Welp, I'm officially un-employed. My contract ended last Friday and I haven't quite figured out what I want to do yet. So I'm sort of in this weird limbo state. I'm pretty sure I know what my plan is but since it's not quite underway I feel a little bit exposed.
Tomorrow is the premiere of fetch!
http://pbskids.org/fetch/ You can watch the first episode online but I don't know how long they plan to keep that up for. Otherwise tune in to PBS on Monday at 3:30-5:30pm they are playing four episodes back to back. My work has rented out a bar on 4th and we are going there at 3:30 to drink beer and watch cartoons. WooOOooo!
In other news I went to get an eye exam the other day and I've been told that I need glasses. Oh boy, I sort of knew that was coming since I went in there because my eyes were kind of bugging me. It's still a shock though when you know for sure that you need them. I started trying on glasses in the store and I felt so awkward. I would look in the mirror and say to myself "I don't wear glasses, this isn't you". So I told the guy in the store that I would think about it and come back.

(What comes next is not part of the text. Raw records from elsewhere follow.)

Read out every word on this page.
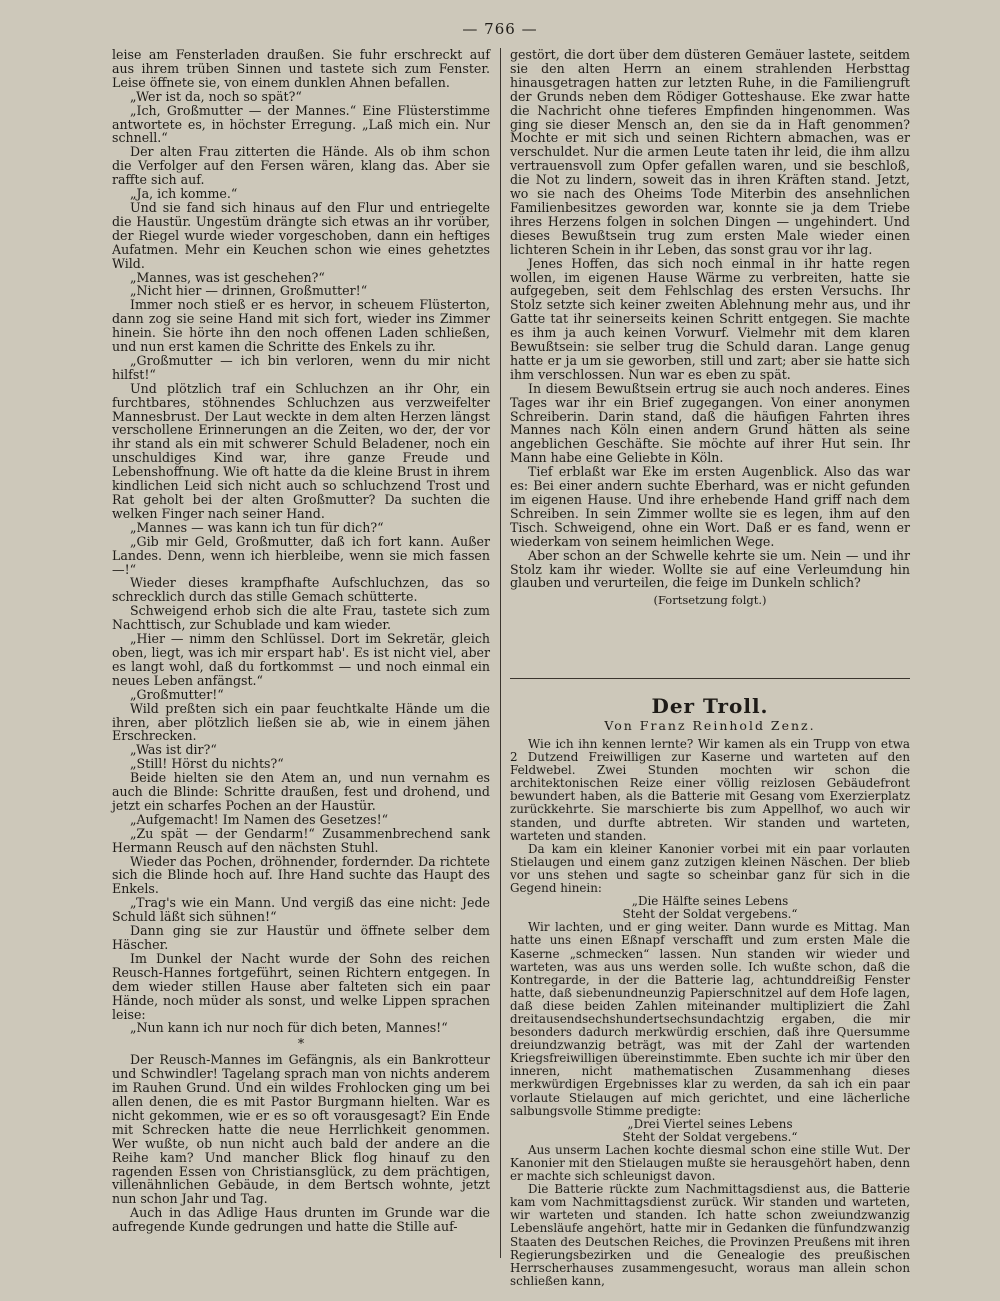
— 766 —

leise am Fensterladen draußen. Sie fuhr erschreckt auf aus ihrem trüben Sinnen und tastete sich zum Fenster. Leise öffnete sie, von einem dunklen Ahnen befallen.

„Wer ist da, noch so spät?“

„Ich, Großmutter — der Mannes.“ Eine Flüsterstimme antwortete es, in höchster Erregung. „Laß mich ein. Nur schnell.“

Der alten Frau zitterten die Hände. Als ob ihm schon die Verfolger auf den Fersen wären, klang das. Aber sie raffte sich auf.

„Ja, ich komme.“

Und sie fand sich hinaus auf den Flur und entriegelte die Haustür. Ungestüm drängte sich etwas an ihr vorüber, der Riegel wurde wieder vorgeschoben, dann ein heftiges Aufatmen. Mehr ein Keuchen schon wie eines gehetztes Wild.

„Mannes, was ist geschehen?“

„Nicht hier — drinnen, Großmutter!“

Immer noch stieß er es hervor, in scheuem Flüsterton, dann zog sie seine Hand mit sich fort, wieder ins Zimmer hinein. Sie hörte ihn den noch offenen Laden schließen, und nun erst kamen die Schritte des Enkels zu ihr.

„Großmutter — ich bin verloren, wenn du mir nicht hilfst!“

Und plötzlich traf ein Schluchzen an ihr Ohr, ein furchtbares, stöhnendes Schluchzen aus verzweifelter Mannesbrust. Der Laut weckte in dem alten Herzen längst verschollene Erinnerungen an die Zeiten, wo der, der vor ihr stand als ein mit schwerer Schuld Beladener, noch ein unschuldiges Kind war, ihre ganze Freude und Lebenshoffnung. Wie oft hatte da die kleine Brust in ihrem kindlichen Leid sich nicht auch so schluchzend Trost und Rat geholt bei der alten Großmutter? Da suchten die welken Finger nach seiner Hand.

„Mannes — was kann ich tun für dich?“

„Gib mir Geld, Großmutter, daß ich fort kann. Außer Landes. Denn, wenn ich hierbleibe, wenn sie mich fassen —!“

Wieder dieses krampfhafte Aufschluchzen, das so schrecklich durch das stille Gemach schütterte.

Schweigend erhob sich die alte Frau, tastete sich zum Nachttisch, zur Schublade und kam wieder.

„Hier — nimm den Schlüssel. Dort im Sekretär, gleich oben, liegt, was ich mir erspart hab'. Es ist nicht viel, aber es langt wohl, daß du fortkommst — und noch einmal ein neues Leben anfängst.“

„Großmutter!“

Wild preßten sich ein paar feuchtkalte Hände um die ihren, aber plötzlich ließen sie ab, wie in einem jähen Erschrecken.

„Was ist dir?“

„Still! Hörst du nichts?“

Beide hielten sie den Atem an, und nun vernahm es auch die Blinde: Schritte draußen, fest und drohend, und jetzt ein scharfes Pochen an der Haustür.

„Aufgemacht! Im Namen des Gesetzes!“

„Zu spät — der Gendarm!“ Zusammenbrechend sank Hermann Reusch auf den nächsten Stuhl.

Wieder das Pochen, dröhnender, fordernder. Da richtete sich die Blinde hoch auf. Ihre Hand suchte das Haupt des Enkels.

„Trag's wie ein Mann. Und vergiß das eine nicht: Jede Schuld läßt sich sühnen!“

Dann ging sie zur Haustür und öffnete selber dem Häscher.

Im Dunkel der Nacht wurde der Sohn des reichen Reusch-Hannes fortgeführt, seinen Richtern entgegen. In dem wieder stillen Hause aber falteten sich ein paar Hände, noch müder als sonst, und welke Lippen sprachen leise:

„Nun kann ich nur noch für dich beten, Mannes!“

*

Der Reusch-Mannes im Gefängnis, als ein Bankrotteur und Schwindler! Tagelang sprach man von nichts anderem im Rauhen Grund. Und ein wildes Frohlocken ging um bei allen denen, die es mit Pastor Burgmann hielten. War es nicht gekommen, wie er es so oft vorausgesagt? Ein Ende mit Schrecken hatte die neue Herrlichkeit genommen. Wer wußte, ob nun nicht auch bald der andere an die Reihe kam? Und mancher Blick flog hinauf zu den ragenden Essen von Christiansglück, zu dem prächtigen, villenähnlichen Gebäude, in dem Bertsch wohnte, jetzt nun schon Jahr und Tag.

Auch in das Adlige Haus drunten im Grunde war die aufregende Kunde gedrungen und hatte die Stille auf-

gestört, die dort über dem düsteren Gemäuer lastete, seitdem sie den alten Herrn an einem strahlenden Herbsttag hinausgetragen hatten zur letzten Ruhe, in die Familiengruft der Grunds neben dem Rödiger Gotteshause. Eke zwar hatte die Nachricht ohne tieferes Empfinden hingenommen. Was ging sie dieser Mensch an, den sie da in Haft genommen? Mochte er mit sich und seinen Richtern abmachen, was er verschuldet. Nur die armen Leute taten ihr leid, die ihm allzu vertrauensvoll zum Opfer gefallen waren, und sie beschloß, die Not zu lindern, soweit das in ihren Kräften stand. Jetzt, wo sie nach des Oheims Tode Miterbin des ansehnlichen Familienbesitzes geworden war, konnte sie ja dem Triebe ihres Herzens folgen in solchen Dingen — ungehindert. Und dieses Bewußtsein trug zum ersten Male wieder einen lichteren Schein in ihr Leben, das sonst grau vor ihr lag.

Jenes Hoffen, das sich noch einmal in ihr hatte regen wollen, im eigenen Hause Wärme zu verbreiten, hatte sie aufgegeben, seit dem Fehlschlag des ersten Versuchs. Ihr Stolz setzte sich keiner zweiten Ablehnung mehr aus, und ihr Gatte tat ihr seinerseits keinen Schritt entgegen. Sie machte es ihm ja auch keinen Vorwurf. Vielmehr mit dem klaren Bewußtsein: sie selber trug die Schuld daran. Lange genug hatte er ja um sie geworben, still und zart; aber sie hatte sich ihm verschlossen. Nun war es eben zu spät.

In diesem Bewußtsein ertrug sie auch noch anderes. Eines Tages war ihr ein Brief zugegangen. Von einer anonymen Schreiberin. Darin stand, daß die häufigen Fahrten ihres Mannes nach Köln einen andern Grund hätten als seine angeblichen Geschäfte. Sie möchte auf ihrer Hut sein. Ihr Mann habe eine Geliebte in Köln.

Tief erblaßt war Eke im ersten Augenblick. Also das war es: Bei einer andern suchte Eberhard, was er nicht gefunden im eigenen Hause. Und ihre erhebende Hand griff nach dem Schreiben. In sein Zimmer wollte sie es legen, ihm auf den Tisch. Schweigend, ohne ein Wort. Daß er es fand, wenn er wiederkam von seinem heimlichen Wege.

Aber schon an der Schwelle kehrte sie um. Nein — und ihr Stolz kam ihr wieder. Wollte sie auf eine Verleumdung hin glauben und verurteilen, die feige im Dunkeln schlich?

(Fortsetzung folgt.)

Der Troll.
Von Franz Reinhold Zenz.

Wie ich ihn kennen lernte? Wir kamen als ein Trupp von etwa 2 Dutzend Freiwilligen zur Kaserne und warteten auf den Feldwebel. Zwei Stunden mochten wir schon die architektonischen Reize einer völlig reizlosen Gebäudefront bewundert haben, als die Batterie mit Gesang vom Exerzierplatz zurückkehrte. Sie marschierte bis zum Appellhof, wo auch wir standen, und durfte abtreten. Wir standen und warteten, warteten und standen.

Da kam ein kleiner Kanonier vorbei mit ein paar vorlauten Stielaugen und einem ganz zutzigen kleinen Näschen. Der blieb vor uns stehen und sagte so scheinbar ganz für sich in die Gegend hinein:

„Die Hälfte seines Lebens

Steht der Soldat vergebens.“

Wir lachten, und er ging weiter. Dann wurde es Mittag. Man hatte uns einen Eßnapf verschafft und zum ersten Male die Kaserne „schmecken“ lassen. Nun standen wir wieder und warteten, was aus uns werden solle. Ich wußte schon, daß die Kontregarde, in der die Batterie lag, achtunddreißig Fenster hatte, daß siebenundneunzig Papierschnitzel auf dem Hofe lagen, daß diese beiden Zahlen miteinander multipliziert die Zahl dreitausendsechshundertsechsundachtzig ergaben, die mir besonders dadurch merkwürdig erschien, daß ihre Quersumme dreiundzwanzig beträgt, was mit der Zahl der wartenden Kriegsfreiwilligen übereinstimmte. Eben suchte ich mir über den inneren, nicht mathematischen Zusammenhang dieses merkwürdigen Ergebnisses klar zu werden, da sah ich ein paar vorlaute Stielaugen auf mich gerichtet, und eine lächerliche salbungsvolle Stimme predigte:

„Drei Viertel seines Lebens

Steht der Soldat vergebens.“

Aus unserm Lachen kochte diesmal schon eine stille Wut. Der Kanonier mit den Stielaugen mußte sie herausgehört haben, denn er machte sich schleunigst davon.

Die Batterie rückte zum Nachmittagsdienst aus, die Batterie kam vom Nachmittagsdienst zurück. Wir standen und warteten, wir warteten und standen. Ich hatte schon zweiundzwanzig Lebensläufe angehört, hatte mir in Gedanken die fünfundzwanzig Staaten des Deutschen Reiches, die Provinzen Preußens mit ihren Regierungsbezirken und die Genealogie des preußischen Herrscherhauses zusammengesucht, woraus man allein schon schließen kann,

I think I just needed some time to adjust to the idea. I wouldn't need to wear them all the time though, only when I'm working and driving at night. I should also put them on if I want to see things really clearly in the distance. Possibly when watching a movie? I don't know. This is all so weird and new to me.
I told a co-worker about this and she said "Well aren't you just falling apart?". Sometimes I feel really old, like I’m ten years older than what I really am, both mentally and physically. When I get back from my break, no one is going to recognize me. My surgery will be completed, so my face will look different and I'll be wearing glasses. Maybe I should bleach my hair blonde just to tip the scale completely. It could be fun, heh heh.
Man I'm nervous being in that limbo space. I've finished the last chapter and haven't quite begun the new one. I have a month or so of the in-between period. This is defiantly the time of new beginnings. My whole family has gone through a pretty dark phase, and I feel like things are finally on the up and up. My Dad just got a new job, my sister finished her third year at school as an electrician and her husband just graduated and starts his new job on Thursday. My cousin is starting a new job as well. And me, well, I'm in limbo, but give me a month or two and I'll be on my way as well. I just gotta decide what I want to do.